Page Banner

Nuclear disarmament to be enforced despite challenges faced

By Leong Jing Rou, TASS-Russian News Agency

Published: 18 Mar 2019 - 07:11 AM

The ICJ will be discussing the issue of ‘Legality of the Threat or Use of Nuclear Weapons’ which has been a serious topic of debate over the years regarding the concept of disarmament. The threat or use of nuclear weapons remains a concern to the international community to this day as it may result in catastrophic consequences to the world and a disruption to world peace. One example is the bombing of Hiroshima and Nagasaki, Japan in 1945.

The concept of nuclear disarmament has been increasingly supported by the international community as seen from an evident increase in international agreements in the cause over decades. However, Russia still believes in the importance of nuclear deterrence.

Russia, along with the USA, is one of the few countries that have long-term programmes underway to replace and modernize their nuclear stockpiles. Under the 2011–20 programme, Russia’s intercontinental ballistic missiles (ICBMs) are undergoing considerable modernization. The focus on the modernization of nuclear deterrence spurred Russia on to improve its strategic force. Despite this, the disparity in warheads and platforms is still far from exceeding the limits set by the New Strategic Arms Reduction Treaty (START) treaty.

The use of nuclear weapons has always been believed to be the potential cause of mass destruction and human suffering. Nuclear disarmament is crucial for global security and it means that there could be more protection against such dangers and prevention of loss of innocent lives. The rising threat of terrorism, unfortunately, has done much to undo the efforts put into enforcing nuclear disarmament due to a greater need for self-defence. With the mindset that peace should be established before nuclear disarmament can be entertained, should the use of nuclear weapons still be discouraged?

Crime of Genocide in Rohingya crisis to be prevented

Crime of Genocide in Rohingya crisis to be prevented

The ICJ will also discuss the issue of ‘The Convention of the Prevention and Punishment of the suspected action on the crime of Genocide in the Rohingya crisis (Myanmar V. France)’. Genocide, the deliberate act of wiping out a national or ethnic group is a definite crime under international law. In recent years, France had suspected acts of Genocide against Rohingya Muslims by states forces in Myanmar and had called for action to be taken by the international community to bring justice to the Rohingyas.
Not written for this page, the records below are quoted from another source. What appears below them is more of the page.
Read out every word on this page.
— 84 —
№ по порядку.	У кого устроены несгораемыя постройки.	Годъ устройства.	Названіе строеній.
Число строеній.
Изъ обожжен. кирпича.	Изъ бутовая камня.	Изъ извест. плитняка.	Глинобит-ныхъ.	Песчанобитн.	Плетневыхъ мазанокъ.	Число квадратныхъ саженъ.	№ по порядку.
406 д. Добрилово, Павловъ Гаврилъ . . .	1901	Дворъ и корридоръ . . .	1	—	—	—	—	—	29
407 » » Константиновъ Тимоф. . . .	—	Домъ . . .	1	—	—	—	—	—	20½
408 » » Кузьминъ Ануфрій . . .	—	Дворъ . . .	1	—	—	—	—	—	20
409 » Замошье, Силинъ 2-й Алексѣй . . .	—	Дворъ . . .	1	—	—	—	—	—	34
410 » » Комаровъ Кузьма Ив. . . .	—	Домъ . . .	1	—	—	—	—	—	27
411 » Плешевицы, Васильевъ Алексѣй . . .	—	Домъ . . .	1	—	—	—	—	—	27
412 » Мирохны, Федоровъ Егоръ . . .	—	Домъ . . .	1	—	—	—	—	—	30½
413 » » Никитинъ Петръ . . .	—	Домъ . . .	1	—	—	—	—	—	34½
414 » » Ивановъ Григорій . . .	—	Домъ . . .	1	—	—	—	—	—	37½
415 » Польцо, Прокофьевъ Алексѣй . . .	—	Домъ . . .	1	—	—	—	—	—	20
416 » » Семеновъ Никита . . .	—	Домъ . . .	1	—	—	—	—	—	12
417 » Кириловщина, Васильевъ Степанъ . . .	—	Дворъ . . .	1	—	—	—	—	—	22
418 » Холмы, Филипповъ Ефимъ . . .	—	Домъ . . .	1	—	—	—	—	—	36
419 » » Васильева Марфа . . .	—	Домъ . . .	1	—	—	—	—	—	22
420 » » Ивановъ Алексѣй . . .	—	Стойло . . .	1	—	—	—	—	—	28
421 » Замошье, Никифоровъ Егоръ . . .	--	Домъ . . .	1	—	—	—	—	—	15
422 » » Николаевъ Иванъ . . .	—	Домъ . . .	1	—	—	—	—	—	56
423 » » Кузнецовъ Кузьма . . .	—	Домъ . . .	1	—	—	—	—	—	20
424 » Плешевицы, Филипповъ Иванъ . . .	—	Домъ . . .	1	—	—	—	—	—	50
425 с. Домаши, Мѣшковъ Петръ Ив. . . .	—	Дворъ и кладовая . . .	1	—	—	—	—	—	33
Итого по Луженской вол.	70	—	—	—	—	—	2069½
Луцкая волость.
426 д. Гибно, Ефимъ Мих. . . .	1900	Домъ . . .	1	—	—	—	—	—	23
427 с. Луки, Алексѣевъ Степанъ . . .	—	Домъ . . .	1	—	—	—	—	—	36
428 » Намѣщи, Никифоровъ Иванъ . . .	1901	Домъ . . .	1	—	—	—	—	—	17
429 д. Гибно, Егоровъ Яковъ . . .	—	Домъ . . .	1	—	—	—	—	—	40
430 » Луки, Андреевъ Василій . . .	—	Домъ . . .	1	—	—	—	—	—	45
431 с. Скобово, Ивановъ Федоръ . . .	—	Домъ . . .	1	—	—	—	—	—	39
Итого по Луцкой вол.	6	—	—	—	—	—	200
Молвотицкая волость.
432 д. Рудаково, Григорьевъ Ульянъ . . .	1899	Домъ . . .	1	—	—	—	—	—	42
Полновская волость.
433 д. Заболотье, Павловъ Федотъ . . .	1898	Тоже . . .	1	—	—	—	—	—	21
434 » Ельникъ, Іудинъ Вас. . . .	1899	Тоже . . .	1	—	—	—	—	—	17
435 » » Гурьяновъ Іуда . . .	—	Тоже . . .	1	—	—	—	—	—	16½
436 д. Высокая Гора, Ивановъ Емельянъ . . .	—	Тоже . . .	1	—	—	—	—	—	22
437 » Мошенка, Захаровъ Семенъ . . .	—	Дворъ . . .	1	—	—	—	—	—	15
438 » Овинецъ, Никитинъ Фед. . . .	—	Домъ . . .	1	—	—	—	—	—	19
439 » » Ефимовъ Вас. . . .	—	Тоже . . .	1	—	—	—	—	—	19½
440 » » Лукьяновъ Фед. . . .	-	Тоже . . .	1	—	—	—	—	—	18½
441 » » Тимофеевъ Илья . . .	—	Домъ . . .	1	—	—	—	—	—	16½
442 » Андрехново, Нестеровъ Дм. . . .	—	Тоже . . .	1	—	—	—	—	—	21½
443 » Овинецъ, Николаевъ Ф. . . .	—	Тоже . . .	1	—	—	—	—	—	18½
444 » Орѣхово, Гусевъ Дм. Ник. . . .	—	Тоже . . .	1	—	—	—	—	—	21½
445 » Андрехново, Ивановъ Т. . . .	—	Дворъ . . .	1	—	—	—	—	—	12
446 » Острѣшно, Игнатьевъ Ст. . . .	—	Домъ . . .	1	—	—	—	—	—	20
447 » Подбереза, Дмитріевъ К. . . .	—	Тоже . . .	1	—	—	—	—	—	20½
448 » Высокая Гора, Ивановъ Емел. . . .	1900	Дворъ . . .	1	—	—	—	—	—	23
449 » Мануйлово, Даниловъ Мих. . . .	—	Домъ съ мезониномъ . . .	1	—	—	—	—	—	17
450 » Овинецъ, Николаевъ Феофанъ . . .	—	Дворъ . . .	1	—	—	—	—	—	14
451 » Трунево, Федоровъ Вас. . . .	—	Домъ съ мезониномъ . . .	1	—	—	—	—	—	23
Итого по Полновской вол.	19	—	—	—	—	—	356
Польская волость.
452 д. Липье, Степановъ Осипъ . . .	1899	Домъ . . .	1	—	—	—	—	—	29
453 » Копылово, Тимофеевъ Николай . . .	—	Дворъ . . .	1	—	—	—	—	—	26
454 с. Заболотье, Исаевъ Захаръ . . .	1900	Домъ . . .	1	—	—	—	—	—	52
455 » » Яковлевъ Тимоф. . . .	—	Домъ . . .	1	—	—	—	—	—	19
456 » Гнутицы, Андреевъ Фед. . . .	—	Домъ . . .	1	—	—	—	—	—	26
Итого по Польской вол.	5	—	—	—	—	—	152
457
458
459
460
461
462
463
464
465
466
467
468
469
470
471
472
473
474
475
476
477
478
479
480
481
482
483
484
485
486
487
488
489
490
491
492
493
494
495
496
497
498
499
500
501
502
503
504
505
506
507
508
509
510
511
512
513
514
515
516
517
Through military operations such as the 1978 Operation Nagamin, the Rohingyas were evicted from Myanmar, resulting in about 450,000 Rohingyas fleeing from the Rakhine state to Bangladesh, accompanied by acts such as murder, rape and sexual slavery. In 2005, the Population Control Regulation was implemented and Rohingya Muslims were forced to comply with the two-child limit. These examples showed how discrimination against the Rohingyas Muslims was taking place in Myanmar. There could be a possibility that Genocide was being carried out too.

One contributing factor to this situation is the discrimination and poverty the Rohingyas are suffering from. They feel inferior and often choose to suffer in silence because they know that no one will help them. However, their life hangs by a thread everyday while they try every possible way to change their fate.

Despite the fact that UN has brought up the case numerous times, Myanmar continues to ignore the fact that suspected genocide activities are taking place in the country.

However, it is a matter of life and death to the victims. Genocide is a severe violation of human rights. The Rohingyas victims of Genocide deserve to have justice brought to them. The punishment of the crime of Genocide should not be disregarded and the case must be seriously dealt with.